A disseminação de desinformação em momentos de comoção, como a morte de um jovem atleta ou a promessa de um benefício social, revela o quanto ainda é urgente fortalecer a cultura da checagem e do pensamento crítico. Em tempos de redes sociais tão aceleradas quanto uma maratona, acreditar no que parece ser verdade, sem verificar, pode custar caro - seja pela propagação de mentiras, seja pelo prejuízo financeiro ou simbólico de quem é enganado.
O episódio desta quarta-feira (11) do podcast Neural, da Folha de S. Paulo, fala sobre o julgamento do artigo 19 do Marco Civil da Internet, que trata da responsabilização das redes sociais por conteúdos de terceiros. Como a Lupa já mostrou, o tema é espinhoso e especialistas divergem sobre a melhor regra de responsabilização. Os apresentadores do Neural, Patrícia Campos Mello e Ronaldo Lemos têm visões diferentes e comentam a demora do Congresso em legislar sobre o tema. O episódio também fala sobre o sucesso Marisa Maiô e o direito autoral de obras produzidas com IA, sobre a embarcação internacional interceptada por Israel e o embate entre Donald Trump e Elon Musk. [João Pedro Capobianco, repórter]

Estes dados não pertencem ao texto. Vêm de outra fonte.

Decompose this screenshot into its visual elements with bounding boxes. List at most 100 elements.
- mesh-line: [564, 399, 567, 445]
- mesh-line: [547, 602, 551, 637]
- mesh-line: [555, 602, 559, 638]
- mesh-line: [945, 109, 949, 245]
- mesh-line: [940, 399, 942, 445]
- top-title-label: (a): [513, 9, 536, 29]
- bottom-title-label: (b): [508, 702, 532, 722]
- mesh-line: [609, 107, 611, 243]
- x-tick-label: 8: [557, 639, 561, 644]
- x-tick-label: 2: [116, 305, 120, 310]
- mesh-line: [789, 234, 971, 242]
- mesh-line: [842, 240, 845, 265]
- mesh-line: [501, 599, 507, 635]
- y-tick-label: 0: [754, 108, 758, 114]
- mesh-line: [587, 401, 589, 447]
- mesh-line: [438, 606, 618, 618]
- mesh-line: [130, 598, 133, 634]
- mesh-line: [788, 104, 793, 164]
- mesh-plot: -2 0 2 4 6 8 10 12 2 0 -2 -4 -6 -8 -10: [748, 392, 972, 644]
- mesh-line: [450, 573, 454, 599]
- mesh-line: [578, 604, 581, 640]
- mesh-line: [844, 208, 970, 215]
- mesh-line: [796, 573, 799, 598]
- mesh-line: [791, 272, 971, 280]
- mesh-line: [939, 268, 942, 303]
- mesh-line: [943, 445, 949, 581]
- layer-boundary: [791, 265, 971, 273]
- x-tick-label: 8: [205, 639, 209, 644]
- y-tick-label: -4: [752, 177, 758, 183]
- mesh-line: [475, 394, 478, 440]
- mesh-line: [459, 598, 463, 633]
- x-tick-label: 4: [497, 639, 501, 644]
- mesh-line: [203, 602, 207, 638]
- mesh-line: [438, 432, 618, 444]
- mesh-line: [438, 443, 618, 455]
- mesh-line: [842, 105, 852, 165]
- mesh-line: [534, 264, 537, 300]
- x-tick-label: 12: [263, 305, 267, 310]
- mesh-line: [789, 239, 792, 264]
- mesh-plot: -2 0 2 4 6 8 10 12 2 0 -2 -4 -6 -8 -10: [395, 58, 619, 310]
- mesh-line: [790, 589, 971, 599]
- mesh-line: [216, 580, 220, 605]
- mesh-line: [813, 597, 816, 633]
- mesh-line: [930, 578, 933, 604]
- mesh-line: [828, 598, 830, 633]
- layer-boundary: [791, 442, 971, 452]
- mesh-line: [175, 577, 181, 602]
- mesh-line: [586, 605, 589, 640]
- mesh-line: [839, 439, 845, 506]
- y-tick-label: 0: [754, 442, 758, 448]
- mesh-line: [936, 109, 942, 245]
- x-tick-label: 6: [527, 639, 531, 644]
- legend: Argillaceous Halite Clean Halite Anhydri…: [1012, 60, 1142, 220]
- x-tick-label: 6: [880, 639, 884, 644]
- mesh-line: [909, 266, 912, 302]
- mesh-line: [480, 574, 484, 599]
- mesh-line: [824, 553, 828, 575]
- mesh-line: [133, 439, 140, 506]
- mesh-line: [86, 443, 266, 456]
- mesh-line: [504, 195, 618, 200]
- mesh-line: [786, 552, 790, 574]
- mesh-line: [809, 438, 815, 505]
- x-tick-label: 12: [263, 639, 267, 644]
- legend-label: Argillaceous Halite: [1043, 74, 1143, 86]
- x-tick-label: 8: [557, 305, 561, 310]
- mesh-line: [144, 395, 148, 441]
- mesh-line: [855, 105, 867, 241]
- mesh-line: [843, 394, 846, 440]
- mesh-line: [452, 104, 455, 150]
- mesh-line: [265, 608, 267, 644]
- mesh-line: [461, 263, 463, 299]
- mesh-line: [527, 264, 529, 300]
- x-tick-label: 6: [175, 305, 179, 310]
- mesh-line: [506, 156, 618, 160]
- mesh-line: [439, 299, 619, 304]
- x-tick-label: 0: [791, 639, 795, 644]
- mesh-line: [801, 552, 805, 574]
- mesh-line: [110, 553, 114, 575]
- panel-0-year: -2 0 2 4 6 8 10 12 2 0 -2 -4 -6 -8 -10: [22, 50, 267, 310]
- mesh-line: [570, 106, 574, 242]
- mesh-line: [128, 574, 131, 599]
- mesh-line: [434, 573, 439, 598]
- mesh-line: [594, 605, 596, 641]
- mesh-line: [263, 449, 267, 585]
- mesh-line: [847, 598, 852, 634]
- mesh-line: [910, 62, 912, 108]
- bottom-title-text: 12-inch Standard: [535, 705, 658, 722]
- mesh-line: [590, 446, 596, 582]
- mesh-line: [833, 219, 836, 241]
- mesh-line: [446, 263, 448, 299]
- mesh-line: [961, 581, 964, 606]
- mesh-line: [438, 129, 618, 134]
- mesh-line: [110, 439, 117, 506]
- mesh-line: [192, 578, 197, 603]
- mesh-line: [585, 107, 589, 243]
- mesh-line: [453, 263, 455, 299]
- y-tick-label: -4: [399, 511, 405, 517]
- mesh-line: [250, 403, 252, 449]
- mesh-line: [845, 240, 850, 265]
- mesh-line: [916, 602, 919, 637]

Em seu novo livro, 'A hora dos predadores', Giuliano Da Empoli mostra como a aproximação entre big techs e políticos extremistas ameaça a democracia. O cientista político, referência no estudo das ligações entre tecnologia, populismo e autoritarismo, revela como Trump, Milei e Musk têm usado o ecossistema digital – onde não há critérios de verdade ou falsidade – para fazer política e minar instituições democráticas. Em entrevista para O Globo, ele defende que as democracias precisam impor humildade às máquinas, antes que sejam engolidas por elas. E classifica como vanguardistas as ações do ministro do STF, Alexandre Moraes, em favor da regulação das plataformas. [Victor Terra, analista de educação]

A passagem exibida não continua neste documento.